Closed ben-xD closed 4 years ago
Could you also explain about the camera intrinsics, $Kp_j$. How does 3D pose ($p_j$) multiplied by K give you the 2D coordinates. I know you mean you're doing 3D→2D projection, but I don't know how this multiplication is helpful
From a h36m data fetcher code:
Params:
subject: The subject number in 1, 5, 6, 7, 8, 9 and 11.
action: The action number in the range between 1 and 16.
sub_action: The sub-action number 1 or 2.
camera: The camera number in the range between 1 and 4.
So I don't see how S15678 actually works here.

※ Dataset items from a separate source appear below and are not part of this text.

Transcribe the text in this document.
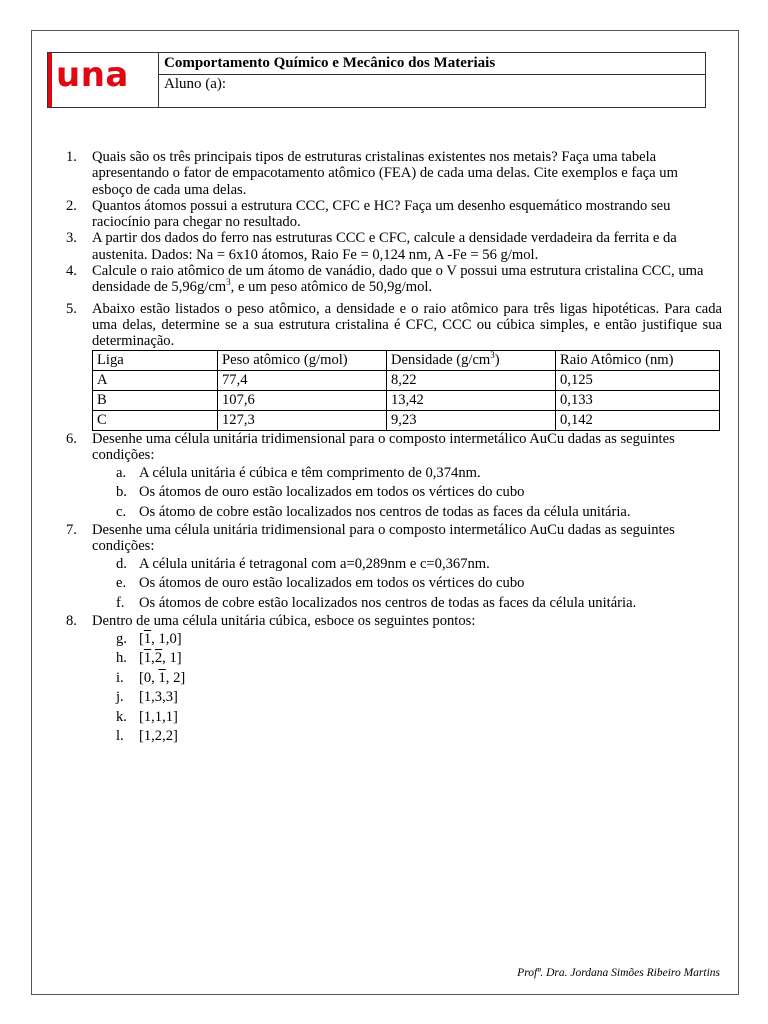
una Comportamento Químico e Mecânico dos Materiais
Aluno (a):
1.	Quais são os três principais tipos de estruturas cristalinas existentes nos metais? Faça uma tabela apresentando o fator de empacotamento atômico (FEA) de cada uma delas. Cite exemplos e faça um esboço de cada uma delas.
2.	Quantos átomos possui a estrutura CCC, CFC e HC? Faça um desenho esquemático mostrando seu raciocínio para chegar no resultado.
3.	A partir dos dados do ferro nas estruturas CCC e CFC, calcule a densidade verdadeira da ferrita e da austenita. Dados: Na = 6x10 átomos, Raio Fe = 0,124 nm, A -Fe = 56 g/mol.
4.	Calcule o raio atômico de um átomo de vanádio, dado que o V possui uma estrutura cristalina CCC, uma densidade de $5,96g/cm^3$, e um peso atômico de 50,9g/mol.
5.	Abaixo estão listados o peso atômico, a densidade e o raio atômico para três ligas hipotéticas. Para cada uma delas, determine se a sua estrutura cristalina é CFC, CCC ou cúbica simples, e então justifique sua determinação.
Liga	Peso atômico (g/mol)	Densidade $(g/cm^3)$	Raio Atômico (nm)
A	77,4	8,22	0,125
B	107,6	13,42	0,133
C	127,3	9,23	0,142
6.	Desenhe uma célula unitária tridimensional para o composto intermetálico AuCu dadas as seguintes condições:
a. A célula unitária é cúbica e têm comprimento de 0,374nm.
b. Os átomos de ouro estão localizados em todos os vértices do cubo
c. Os átomo de cobre estão localizados nos centros de todas as faces da célula unitária.
7.	Desenhe uma célula unitária tridimensional para o composto intermetálico AuCu dadas as seguintes condições:
d. A célula unitária é tetragonal com a=0,289nm e c=0,367nm.
e. Os átomos de ouro estão localizados em todos os vértices do cubo
f. Os átomos de cobre estão localizados nos centros de todas as faces da célula unitária.
8.	Dentro de uma célula unitária cúbica, esboce os seguintes pontos:
g. [1, 1,0]
h. [1,2, 1]
i.	[0, 1, 2]
j.	[1,3,3]
k. [1,1,1]
l.	[1,2,2]
Profª. Dra. Jordana Simões Ribeiro Martins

In the paper that you said you followed (Generating Multiple Hypotheses for 3D Human Pose Estimation with Mixture Density Network), they mention
For the Human3.6M dataset, we follow the standard protocol of using S1, S5, S6, S7 and S8 for training, and S9 and S11 for testing
Therefore, now I know you just meant a combination of S1, S5, S6, S7 and S8. This was a little challenging to decipher as not everyone has access to the Human3.6M, as they've made it very difficult to attain this dataset. If anyone has this dataset, please let me know.
Thanks for your nice work, the paper is a nice read.
I do not understand this: "We use S15678 as our initial population". What is S15678?